“Smiling, Talking, and Keeping Covenants,” New Era, July 2016, 20–21
I first saw Hannah* at a Mutual activity. No one really talked with her. She just sat by herself looking miserable. I had already made several good friends in the ward, so at first I didn’t see any reason to talk with her. I thought it would be a burden to leave my friends and be with someone who seemed so unhappy.
Then I thought, “I used to be left out. I’ve been there before.” I remembered a time when I was watching everyone happily talking with each other but not with me. I felt bad thinking that Hannah might come away from Mutual feeling like that.
So I went up to her, smiled, and said hi.
She nodded in return.
I asked what her name was and what school she went to.
I got two one-word answers in a row.
As a naturally talkative person, I felt awkward. But I didn’t want to just get up and leave her alone, so I sat next to her until it was time to split up for our different activities. I mustered another smile and said, “It was nice to meet you. Will you come again next week?” She nodded.
She came back to Mutual over the next several weeks. Her dark hair was never combed, and she always seemed to be wearing the same black clothing. I talked with her whenever she came, even though it was hard. But, from the bits and pieces that she spoke, I got to know her better and found out that she likes drawing and art. After a while, I started to see her as one of my friends.
I soon found myself hoping she would keep coming to activities and especially to church. But I still didn’t know much about her circumstances or if she even wanted to come to church.
I went to her house a few times to drop off activity announcements. Later, I dropped off a card and a treat on her birthday. In spite of my efforts, she was never home and never answered the phone.
She only came to Mutual, so I kept on talking with her there and including her during the combined activities.
Then one Sunday it happened—she came to church! Although she only attended occasionally, I made sure to sit by her during lessons on Sundays whenever she came.
Later on that year we both took the same art class. I had never taken high school art before, and I was the one who needed help. I would ask her about how to use the different tools and for advice on creating art.

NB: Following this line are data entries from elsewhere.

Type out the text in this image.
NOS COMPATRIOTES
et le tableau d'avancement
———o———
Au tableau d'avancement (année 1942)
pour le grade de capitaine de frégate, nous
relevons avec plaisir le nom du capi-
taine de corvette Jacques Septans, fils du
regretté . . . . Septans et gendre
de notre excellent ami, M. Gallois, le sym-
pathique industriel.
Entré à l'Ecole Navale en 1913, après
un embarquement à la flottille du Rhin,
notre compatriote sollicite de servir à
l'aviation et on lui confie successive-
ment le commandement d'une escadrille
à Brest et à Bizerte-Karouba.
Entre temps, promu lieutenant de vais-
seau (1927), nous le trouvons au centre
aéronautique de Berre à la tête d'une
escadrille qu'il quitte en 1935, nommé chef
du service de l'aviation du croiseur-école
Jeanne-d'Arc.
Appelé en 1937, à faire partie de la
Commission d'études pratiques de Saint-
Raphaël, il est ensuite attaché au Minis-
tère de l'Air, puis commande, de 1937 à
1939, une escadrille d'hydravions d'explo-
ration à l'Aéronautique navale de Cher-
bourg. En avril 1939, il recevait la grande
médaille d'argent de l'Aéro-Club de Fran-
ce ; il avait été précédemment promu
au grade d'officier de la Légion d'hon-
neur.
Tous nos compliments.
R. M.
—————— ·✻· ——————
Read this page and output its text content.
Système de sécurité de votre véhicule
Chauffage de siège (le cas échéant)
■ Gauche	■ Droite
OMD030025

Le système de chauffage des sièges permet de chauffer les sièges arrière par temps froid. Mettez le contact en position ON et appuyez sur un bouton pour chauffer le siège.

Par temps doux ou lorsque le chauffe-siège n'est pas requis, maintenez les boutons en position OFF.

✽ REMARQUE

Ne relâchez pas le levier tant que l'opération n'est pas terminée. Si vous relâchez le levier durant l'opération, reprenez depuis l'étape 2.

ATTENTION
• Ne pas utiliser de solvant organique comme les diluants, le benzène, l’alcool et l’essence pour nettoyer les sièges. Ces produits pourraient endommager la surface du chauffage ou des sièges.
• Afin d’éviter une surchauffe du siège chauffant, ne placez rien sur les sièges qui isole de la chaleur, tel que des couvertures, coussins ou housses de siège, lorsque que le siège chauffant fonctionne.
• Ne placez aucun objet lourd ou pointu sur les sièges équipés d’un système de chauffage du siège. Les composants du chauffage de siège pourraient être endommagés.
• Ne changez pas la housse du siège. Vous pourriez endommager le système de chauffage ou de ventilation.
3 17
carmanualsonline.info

“Hey, Hannah, what does this white pencil do?” I asked.
“It’s a blending tool. It makes your pencil drawings look smoother. Cool, huh?”
“Wow! I didn’t know that. Thanks!”
At the end of the semester, we gave each other small sketches and drawings we had created in class.
When I graduated from high school about five months later, Hannah was wearing colorful clothes, looked happier, and had attended church several times. And she was actually smiling!
This experience confirmed to me that sometimes it’s hard to make righteous choices, but it’s those choices that make us stronger. I also learned to never underestimate the influence of small actions and decisions. Who knew that I would be the one needing Hannah’s help in the end?
I didn’t know it then, but as I look back on the experience, I also realize that being nice to Hannah and trying to be her friend was a part of keeping my covenants. Of course, at that first Mutual activity, I didn’t go up to Hannah thinking, “OK, I’m going to keep my covenants by befriending her.” I just saw that she looked lonely, and I didn’t want her to feel alone during Mutual. And that small act made a big difference in my life.
We don’t need to perform giant miracles with immediate results in order to keep our covenants. We do it through the small choices we make every day.